The SVP technology is used to make nanoparticles that produce immune tolerance by balancing the overactive response to specific antigens.
Sanofi will have an exclusive license to develop one of the identified compounds into an immunotherapy against a life threatening food allergen and an option on two additional candidates for allergies to specific foods or aeroallergens.
For this access Selecta is eligible to receive several pre-clinical, clinical, regulatory and sales milestones totalling $300m per allergen indication for up to three immunotherapy candidates contemplated by this collaboration.
Selecta CEO Werner Cauteels said: “We are very pleased that Sanofi, a global leader in vaccines and immunology is entering into a partnership with Selecta to develop and commercialize products from our immunotherapy platform.”
“In allergies, as well as auto-immune diseases, organ transplantation, and protein replacement therapies, there is a lack of specific, effective and safe treatments to prevent undesired immune reactions.

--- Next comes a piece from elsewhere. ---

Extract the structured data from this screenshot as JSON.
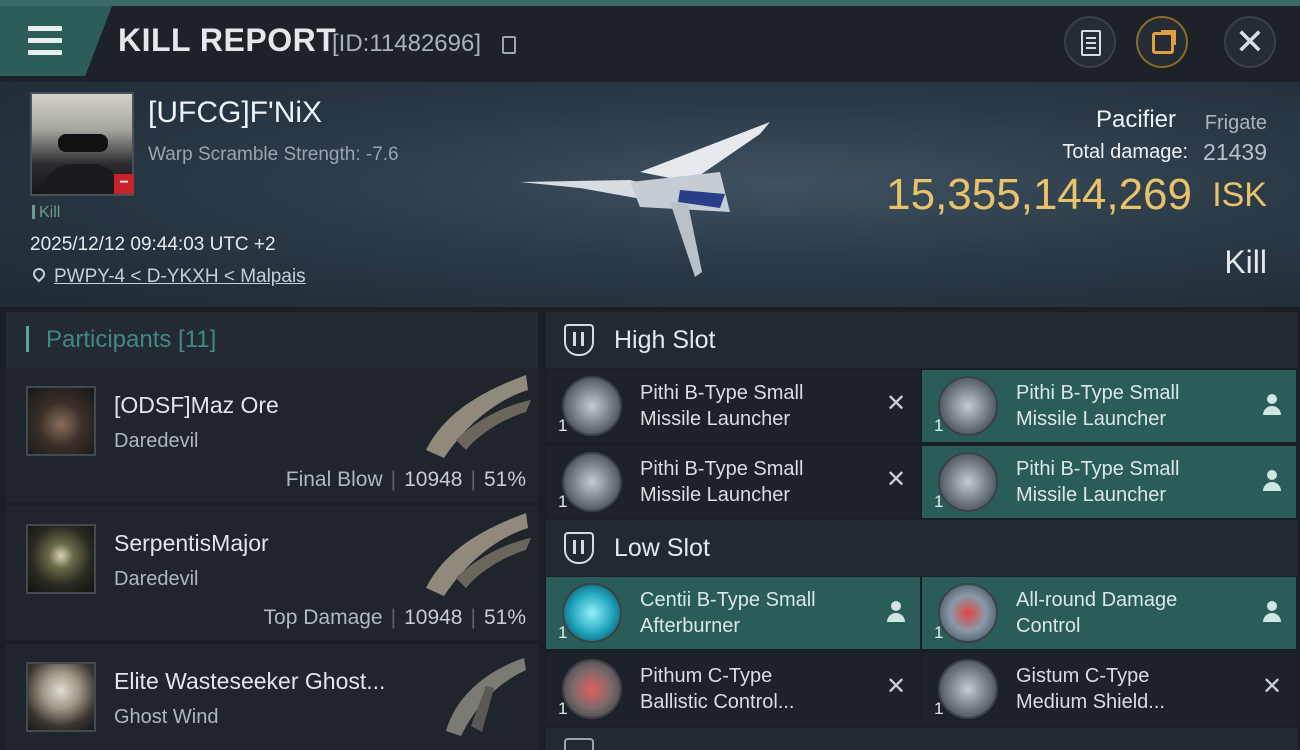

Cauteels explained that the firm’s SVP technology is designed to restore balance to immune systems by producing immune tolerance to specific antigens.
“Our approach addresses the underlying causes of these diseases and thereby makes advances beyond today’s symptomatic treatments and allergen avoidance strategies.”
Big Pharma
While Sanofi’s collaboration with Selecta has a very different focus from other discovery pacts recently signed by Big Pharma rivals, it does share the similarity that it grants the firm access to several compounds and a discovery platform.
Earlier this month for example Bristol-Myers Squib and GSK both signed deals with US services firm Chiromics to access compounds identified using its organocatalysis technology.
Similarly, Novartis further cemented its relationship with antibody technology firm MorphoSys by signing an extension that granted it access to additional compound libraries identified by the German firm using its genetic engineering platforms.